Detective Manville, with his four attendants and five prisoners (now free as air), assumed command of the Alemene.

His first act was to place an armed guard over the saloon stairs, then he stopped the vessel's engines, which were by this, however, scarcely moving, since engineers, stokers, and firemen had long been dead. Next he signalled a strange steamer which had risen like a mushroom on the horizon. Detective Manville then searched the captain's cabin, and in John Standish's private trunk he found a key.

With this he proceeded to the strong room of the Alemene, and found to his joy that it fitted the lock. The door opened, only however to disclose a second locked door more solid than the first, and the same key was of no service here. With a curse on his memory he darted away, and among the dead lying on the deck selected the body of the chief officer, on whose watch-chain swung a single key. This fitted the lock of the second door of the Alemene's strong room just as easily as the captain's key had fitted the first; and as he applied it, Detective Manville mused in cynical admiration on the precautions which the owners of the vessel had lavished upon the care of the treasures which they carried.

"Excellent men," he said aloud, "they trusted neither the captain nor his mate, and they were right; the captain is dead, the mate is dead. The makers of proverbs were sometimes wrong; 'Trust not, and you shall not be disappointed,' the old saw should have run."

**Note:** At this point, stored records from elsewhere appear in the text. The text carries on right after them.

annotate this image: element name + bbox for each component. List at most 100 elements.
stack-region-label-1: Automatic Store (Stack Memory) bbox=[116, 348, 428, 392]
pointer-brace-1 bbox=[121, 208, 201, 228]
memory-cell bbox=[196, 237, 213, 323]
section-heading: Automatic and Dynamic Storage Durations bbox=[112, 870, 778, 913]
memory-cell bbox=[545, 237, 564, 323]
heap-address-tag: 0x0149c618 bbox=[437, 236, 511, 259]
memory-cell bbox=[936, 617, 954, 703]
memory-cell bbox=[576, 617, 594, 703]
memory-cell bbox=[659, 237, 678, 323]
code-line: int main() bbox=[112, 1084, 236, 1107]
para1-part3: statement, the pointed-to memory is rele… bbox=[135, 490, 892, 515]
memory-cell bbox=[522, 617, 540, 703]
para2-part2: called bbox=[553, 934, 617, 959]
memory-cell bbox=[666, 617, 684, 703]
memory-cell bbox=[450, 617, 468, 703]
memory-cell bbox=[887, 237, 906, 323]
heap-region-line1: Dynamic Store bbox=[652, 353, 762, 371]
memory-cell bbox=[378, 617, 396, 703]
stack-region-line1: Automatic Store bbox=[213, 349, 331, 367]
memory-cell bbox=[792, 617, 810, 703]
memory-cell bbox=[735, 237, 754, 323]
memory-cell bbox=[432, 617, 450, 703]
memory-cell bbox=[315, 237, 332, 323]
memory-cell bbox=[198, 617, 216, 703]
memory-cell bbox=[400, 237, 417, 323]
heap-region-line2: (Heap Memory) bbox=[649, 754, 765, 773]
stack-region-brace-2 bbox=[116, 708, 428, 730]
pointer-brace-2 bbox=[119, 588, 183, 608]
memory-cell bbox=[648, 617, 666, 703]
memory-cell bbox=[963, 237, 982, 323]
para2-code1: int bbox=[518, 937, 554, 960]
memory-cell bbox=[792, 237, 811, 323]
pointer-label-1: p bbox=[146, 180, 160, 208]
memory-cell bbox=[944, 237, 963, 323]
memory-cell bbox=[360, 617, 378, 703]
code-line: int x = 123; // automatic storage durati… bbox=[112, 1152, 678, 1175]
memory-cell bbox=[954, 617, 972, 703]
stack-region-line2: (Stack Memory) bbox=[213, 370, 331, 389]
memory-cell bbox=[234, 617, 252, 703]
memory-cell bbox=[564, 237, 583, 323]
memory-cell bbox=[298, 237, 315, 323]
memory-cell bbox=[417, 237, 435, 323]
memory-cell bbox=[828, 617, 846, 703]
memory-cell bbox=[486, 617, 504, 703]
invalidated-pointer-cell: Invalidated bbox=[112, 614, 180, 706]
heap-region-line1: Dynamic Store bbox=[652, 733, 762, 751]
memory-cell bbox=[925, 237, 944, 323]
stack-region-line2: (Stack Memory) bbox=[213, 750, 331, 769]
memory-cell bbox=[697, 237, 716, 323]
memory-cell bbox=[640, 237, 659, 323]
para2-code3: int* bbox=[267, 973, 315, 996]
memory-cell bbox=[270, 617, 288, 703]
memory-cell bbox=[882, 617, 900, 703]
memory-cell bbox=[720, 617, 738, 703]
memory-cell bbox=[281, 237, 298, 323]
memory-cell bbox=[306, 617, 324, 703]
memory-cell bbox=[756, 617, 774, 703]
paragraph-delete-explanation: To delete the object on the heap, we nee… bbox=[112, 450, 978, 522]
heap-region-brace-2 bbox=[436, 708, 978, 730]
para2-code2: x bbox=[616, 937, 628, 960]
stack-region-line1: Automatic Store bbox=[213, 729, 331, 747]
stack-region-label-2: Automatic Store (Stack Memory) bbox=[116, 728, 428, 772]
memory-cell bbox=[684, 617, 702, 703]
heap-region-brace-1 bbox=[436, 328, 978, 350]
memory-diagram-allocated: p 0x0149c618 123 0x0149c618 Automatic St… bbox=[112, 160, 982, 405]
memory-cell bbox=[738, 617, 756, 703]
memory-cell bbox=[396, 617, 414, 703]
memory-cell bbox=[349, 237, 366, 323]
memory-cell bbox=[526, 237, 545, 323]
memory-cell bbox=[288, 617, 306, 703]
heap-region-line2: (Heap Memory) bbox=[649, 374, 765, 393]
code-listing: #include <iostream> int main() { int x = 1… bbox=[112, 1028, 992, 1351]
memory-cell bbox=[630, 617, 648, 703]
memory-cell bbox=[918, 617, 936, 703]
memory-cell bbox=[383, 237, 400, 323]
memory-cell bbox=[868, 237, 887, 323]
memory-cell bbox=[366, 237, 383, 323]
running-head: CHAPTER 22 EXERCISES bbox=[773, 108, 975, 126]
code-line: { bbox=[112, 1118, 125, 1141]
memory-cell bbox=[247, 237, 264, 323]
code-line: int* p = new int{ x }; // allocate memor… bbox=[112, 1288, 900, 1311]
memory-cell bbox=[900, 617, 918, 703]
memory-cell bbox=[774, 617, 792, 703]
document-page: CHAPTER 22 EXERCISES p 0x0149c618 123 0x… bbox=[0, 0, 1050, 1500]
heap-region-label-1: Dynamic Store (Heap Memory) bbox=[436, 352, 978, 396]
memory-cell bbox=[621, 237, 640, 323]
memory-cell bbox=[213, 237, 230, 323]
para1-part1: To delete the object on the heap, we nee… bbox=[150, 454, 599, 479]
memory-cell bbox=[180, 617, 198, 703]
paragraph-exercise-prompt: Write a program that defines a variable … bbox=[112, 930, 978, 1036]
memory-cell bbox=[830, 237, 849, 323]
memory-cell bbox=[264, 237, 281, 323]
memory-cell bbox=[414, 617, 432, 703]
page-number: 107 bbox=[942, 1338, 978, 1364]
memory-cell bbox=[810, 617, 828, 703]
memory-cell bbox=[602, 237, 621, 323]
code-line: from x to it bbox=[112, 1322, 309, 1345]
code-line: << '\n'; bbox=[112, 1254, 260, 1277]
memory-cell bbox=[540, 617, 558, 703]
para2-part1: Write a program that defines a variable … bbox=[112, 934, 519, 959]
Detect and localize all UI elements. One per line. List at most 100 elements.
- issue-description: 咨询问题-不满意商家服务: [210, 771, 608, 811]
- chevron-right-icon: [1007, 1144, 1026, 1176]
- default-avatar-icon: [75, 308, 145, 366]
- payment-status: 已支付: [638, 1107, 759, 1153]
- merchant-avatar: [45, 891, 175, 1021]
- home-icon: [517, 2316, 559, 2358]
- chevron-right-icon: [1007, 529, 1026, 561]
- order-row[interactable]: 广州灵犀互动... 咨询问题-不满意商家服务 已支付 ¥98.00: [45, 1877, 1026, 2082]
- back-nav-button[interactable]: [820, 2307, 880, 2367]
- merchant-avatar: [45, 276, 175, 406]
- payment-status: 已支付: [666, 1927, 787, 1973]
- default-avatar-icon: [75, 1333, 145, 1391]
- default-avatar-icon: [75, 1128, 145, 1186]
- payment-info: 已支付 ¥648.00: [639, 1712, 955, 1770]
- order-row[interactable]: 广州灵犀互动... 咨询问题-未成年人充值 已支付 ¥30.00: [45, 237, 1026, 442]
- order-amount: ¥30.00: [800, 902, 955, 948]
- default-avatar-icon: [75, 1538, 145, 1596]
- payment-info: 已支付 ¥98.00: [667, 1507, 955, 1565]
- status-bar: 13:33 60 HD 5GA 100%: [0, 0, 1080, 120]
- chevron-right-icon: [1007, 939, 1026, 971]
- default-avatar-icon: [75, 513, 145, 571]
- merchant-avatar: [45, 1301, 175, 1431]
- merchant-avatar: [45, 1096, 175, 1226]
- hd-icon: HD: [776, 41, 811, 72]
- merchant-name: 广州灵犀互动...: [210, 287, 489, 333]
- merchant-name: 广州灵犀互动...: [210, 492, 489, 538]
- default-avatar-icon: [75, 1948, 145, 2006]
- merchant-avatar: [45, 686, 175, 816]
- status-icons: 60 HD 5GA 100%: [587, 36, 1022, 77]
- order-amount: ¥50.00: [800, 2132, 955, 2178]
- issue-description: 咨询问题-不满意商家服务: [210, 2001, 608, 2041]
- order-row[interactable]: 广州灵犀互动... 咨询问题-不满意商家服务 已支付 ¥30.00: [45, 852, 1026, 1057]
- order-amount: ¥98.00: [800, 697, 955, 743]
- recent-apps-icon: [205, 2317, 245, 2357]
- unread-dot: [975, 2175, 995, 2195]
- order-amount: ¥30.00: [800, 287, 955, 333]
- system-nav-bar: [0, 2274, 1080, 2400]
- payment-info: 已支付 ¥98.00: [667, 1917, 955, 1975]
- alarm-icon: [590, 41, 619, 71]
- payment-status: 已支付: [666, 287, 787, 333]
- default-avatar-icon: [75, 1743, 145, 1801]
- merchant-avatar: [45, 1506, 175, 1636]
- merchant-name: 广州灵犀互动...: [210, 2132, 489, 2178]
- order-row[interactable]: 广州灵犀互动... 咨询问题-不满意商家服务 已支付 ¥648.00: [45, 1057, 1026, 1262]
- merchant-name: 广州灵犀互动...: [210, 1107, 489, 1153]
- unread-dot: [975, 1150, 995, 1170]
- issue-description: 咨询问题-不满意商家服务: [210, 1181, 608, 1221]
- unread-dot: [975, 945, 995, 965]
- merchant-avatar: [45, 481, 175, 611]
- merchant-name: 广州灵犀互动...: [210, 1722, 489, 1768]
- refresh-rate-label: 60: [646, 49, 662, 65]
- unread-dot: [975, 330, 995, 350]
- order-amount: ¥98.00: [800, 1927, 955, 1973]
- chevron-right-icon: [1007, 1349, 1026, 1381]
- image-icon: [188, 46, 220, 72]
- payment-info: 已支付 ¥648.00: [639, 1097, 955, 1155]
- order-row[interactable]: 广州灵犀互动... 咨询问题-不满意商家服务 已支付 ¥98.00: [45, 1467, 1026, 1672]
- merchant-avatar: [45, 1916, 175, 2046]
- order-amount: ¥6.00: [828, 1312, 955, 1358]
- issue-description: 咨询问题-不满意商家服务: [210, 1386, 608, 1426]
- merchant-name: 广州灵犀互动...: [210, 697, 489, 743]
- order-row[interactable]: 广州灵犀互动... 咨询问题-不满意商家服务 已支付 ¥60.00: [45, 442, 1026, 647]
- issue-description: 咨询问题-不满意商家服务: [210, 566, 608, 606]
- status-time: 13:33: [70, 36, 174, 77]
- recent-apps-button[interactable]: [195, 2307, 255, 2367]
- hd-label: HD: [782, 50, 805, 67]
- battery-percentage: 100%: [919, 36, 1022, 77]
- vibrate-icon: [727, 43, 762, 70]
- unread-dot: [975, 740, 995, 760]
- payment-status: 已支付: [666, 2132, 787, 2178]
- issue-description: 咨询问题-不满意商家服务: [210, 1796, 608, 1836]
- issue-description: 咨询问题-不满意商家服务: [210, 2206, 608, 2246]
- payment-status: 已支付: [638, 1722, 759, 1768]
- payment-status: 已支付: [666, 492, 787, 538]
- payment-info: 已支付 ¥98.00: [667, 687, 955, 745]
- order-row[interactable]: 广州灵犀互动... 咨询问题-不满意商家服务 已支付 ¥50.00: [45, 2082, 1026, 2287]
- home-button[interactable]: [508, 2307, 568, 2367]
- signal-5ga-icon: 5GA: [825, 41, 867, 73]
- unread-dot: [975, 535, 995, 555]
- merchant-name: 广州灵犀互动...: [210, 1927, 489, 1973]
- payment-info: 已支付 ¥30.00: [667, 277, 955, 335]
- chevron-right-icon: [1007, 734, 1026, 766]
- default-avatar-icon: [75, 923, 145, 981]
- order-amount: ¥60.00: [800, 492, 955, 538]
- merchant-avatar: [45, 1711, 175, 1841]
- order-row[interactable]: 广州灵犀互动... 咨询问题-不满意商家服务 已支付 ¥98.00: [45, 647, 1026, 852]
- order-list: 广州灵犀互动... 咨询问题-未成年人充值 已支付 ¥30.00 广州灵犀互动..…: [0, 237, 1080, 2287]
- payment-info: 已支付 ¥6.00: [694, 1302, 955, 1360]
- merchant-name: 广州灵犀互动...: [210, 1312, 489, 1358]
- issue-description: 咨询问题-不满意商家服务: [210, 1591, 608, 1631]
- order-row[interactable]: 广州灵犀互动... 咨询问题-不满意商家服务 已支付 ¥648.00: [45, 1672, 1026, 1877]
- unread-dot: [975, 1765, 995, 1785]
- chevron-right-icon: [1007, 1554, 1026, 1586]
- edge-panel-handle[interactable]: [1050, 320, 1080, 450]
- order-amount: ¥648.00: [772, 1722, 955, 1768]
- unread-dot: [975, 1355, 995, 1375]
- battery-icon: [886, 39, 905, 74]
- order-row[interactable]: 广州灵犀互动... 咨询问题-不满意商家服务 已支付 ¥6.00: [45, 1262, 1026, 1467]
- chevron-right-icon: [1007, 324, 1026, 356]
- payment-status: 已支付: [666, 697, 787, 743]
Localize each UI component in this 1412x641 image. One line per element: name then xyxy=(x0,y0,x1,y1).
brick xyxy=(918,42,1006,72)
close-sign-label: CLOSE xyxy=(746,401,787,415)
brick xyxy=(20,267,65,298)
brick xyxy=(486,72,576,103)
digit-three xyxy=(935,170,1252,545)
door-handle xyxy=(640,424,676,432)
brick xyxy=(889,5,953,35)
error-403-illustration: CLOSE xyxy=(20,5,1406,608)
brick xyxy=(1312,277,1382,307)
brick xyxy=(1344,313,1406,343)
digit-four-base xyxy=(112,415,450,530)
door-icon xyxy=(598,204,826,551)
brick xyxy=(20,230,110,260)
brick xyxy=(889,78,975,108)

By five o'clock one million sovereigns' worth of gold specie had been removed from the strong room of the Alemene to the cabin of the Swallow—the strange black steamer which Detective Manville had signalled earlier that evening. By seven o'clock the dead bodies, of whom that morning had been near four hundred living human souls, were secured behind bar and bolt in the Alemene's after-hold. By ten o'clock the sixty women and eleven men who had taken refuge in the first saloon could not have escaped therefrom had they chosen, for the cabin doors were strongly blocked with barricades of heavy merchandise which filled up the cabin staircase to a level with the deck.

At midnight a dull but terrible explosion thundered out across the ocean. The Alemene's bows were lifted clear of the water some seconds preceding the sound; but instantly they settled down again, and in a few short moments the hulk of what had been the finest ship afloat sank steadily head foremost into the bowels of the sea, and presently disappeared in a swirling whirlpool of water. But the Swallow was already miles away, and steaming south at thirteen knots an hour.